Not quite, but a recent study shows that the microblogging site can be used to monitor incidences of the virus with the hope of eventually being able to detect and forecast where outbreaks might occur.
The study, conducted by a team at the Center for Digital Behaviour at UCLA, looked at how real-time social media platforms such as Twitter can be used to possibly track HIV by monitoring phrase and language patterns about sexual and drug-related behaviour in tweets, plotting the geographic origin of the tweets and comparing them with data about the geographic distribution of HIV.

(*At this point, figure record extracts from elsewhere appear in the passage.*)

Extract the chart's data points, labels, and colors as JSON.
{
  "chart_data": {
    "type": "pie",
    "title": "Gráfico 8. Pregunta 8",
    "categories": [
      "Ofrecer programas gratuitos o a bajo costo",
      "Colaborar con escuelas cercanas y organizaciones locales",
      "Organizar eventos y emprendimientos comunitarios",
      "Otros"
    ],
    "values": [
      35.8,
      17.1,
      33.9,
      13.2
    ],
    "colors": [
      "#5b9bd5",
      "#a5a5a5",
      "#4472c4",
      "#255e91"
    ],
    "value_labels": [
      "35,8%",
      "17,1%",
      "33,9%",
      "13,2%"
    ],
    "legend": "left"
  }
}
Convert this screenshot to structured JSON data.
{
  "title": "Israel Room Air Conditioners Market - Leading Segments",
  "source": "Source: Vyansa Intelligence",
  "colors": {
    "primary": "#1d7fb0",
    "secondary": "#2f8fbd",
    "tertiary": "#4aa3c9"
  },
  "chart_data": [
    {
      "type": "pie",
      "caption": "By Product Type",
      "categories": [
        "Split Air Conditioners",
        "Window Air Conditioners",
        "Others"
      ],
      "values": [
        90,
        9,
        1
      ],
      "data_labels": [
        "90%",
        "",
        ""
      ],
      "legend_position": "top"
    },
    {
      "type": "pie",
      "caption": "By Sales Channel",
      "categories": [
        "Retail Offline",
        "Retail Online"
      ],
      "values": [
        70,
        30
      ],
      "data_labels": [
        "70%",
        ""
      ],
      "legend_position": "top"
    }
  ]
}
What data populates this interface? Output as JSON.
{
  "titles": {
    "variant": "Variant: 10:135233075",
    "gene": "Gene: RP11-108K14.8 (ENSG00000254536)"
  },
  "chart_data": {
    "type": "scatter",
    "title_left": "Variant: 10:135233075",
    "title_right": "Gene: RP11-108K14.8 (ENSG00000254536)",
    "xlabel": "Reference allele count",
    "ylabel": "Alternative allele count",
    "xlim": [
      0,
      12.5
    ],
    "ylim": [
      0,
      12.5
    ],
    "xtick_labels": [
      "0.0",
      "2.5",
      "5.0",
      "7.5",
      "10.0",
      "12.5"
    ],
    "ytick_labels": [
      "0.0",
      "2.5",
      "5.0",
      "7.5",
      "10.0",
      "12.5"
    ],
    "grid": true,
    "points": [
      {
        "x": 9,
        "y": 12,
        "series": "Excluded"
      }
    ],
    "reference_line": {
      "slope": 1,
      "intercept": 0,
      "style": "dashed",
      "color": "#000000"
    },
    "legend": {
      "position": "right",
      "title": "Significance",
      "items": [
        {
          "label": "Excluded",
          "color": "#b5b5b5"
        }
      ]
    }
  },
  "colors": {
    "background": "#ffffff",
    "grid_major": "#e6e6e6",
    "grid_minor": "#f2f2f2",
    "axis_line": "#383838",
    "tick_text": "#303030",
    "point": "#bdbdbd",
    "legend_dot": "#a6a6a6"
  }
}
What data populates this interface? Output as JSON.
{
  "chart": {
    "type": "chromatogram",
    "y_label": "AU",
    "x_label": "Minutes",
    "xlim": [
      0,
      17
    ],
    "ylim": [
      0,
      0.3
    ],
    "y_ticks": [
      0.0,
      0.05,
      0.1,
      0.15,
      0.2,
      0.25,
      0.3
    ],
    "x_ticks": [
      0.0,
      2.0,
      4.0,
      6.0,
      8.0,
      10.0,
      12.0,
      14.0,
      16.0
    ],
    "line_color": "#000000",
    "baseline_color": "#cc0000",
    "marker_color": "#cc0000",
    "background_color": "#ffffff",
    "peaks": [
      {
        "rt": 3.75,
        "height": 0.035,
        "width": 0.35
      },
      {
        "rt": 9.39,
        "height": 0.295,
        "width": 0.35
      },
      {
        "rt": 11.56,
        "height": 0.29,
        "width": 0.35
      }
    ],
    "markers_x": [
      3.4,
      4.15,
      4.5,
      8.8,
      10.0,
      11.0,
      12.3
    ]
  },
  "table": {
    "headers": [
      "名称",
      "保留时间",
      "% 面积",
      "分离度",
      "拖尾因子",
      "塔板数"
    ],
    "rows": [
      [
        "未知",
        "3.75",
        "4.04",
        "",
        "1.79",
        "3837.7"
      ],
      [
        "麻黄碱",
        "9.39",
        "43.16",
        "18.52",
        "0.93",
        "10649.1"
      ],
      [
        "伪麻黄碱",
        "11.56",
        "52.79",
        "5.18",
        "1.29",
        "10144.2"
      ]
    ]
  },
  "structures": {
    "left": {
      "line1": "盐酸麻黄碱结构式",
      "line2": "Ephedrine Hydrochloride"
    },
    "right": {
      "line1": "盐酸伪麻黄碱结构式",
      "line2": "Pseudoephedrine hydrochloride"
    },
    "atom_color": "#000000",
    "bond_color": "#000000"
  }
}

As part of their methodology, researchers collected more than 550 million tweets throughout the United States between May 26 and December 9, 2012, and created an algorithm to find words and phrases in them suggesting drug use or potentially risky behaviors, such as "sex" or "get high." They then plotted those tweets on a map to discover where they originated, linking these spots to data from online mapping tool, AIDSVu.org, which visually represents the prevalence of reported cases of HIV in the US.
Linking the tweets to the data from AIDSVu.org showed a significant relationship social media updates that indicate risky behaviour and areas in the US with high numbers of reported cases.
The data from AIDSVu.org was from 2009 which the researchers admit hinders any ability to make predictions about outbreaks. Having access to up-to-date data would allow tweets to be assessed against an area's reported cases of HIV instantly.
Nevertheless, studies such as these show that there is reason to believe that big data platforms like social media could be used to monitor HIV and therefore assist in detection and prevention measures. At the very least, it warrants more funding for research.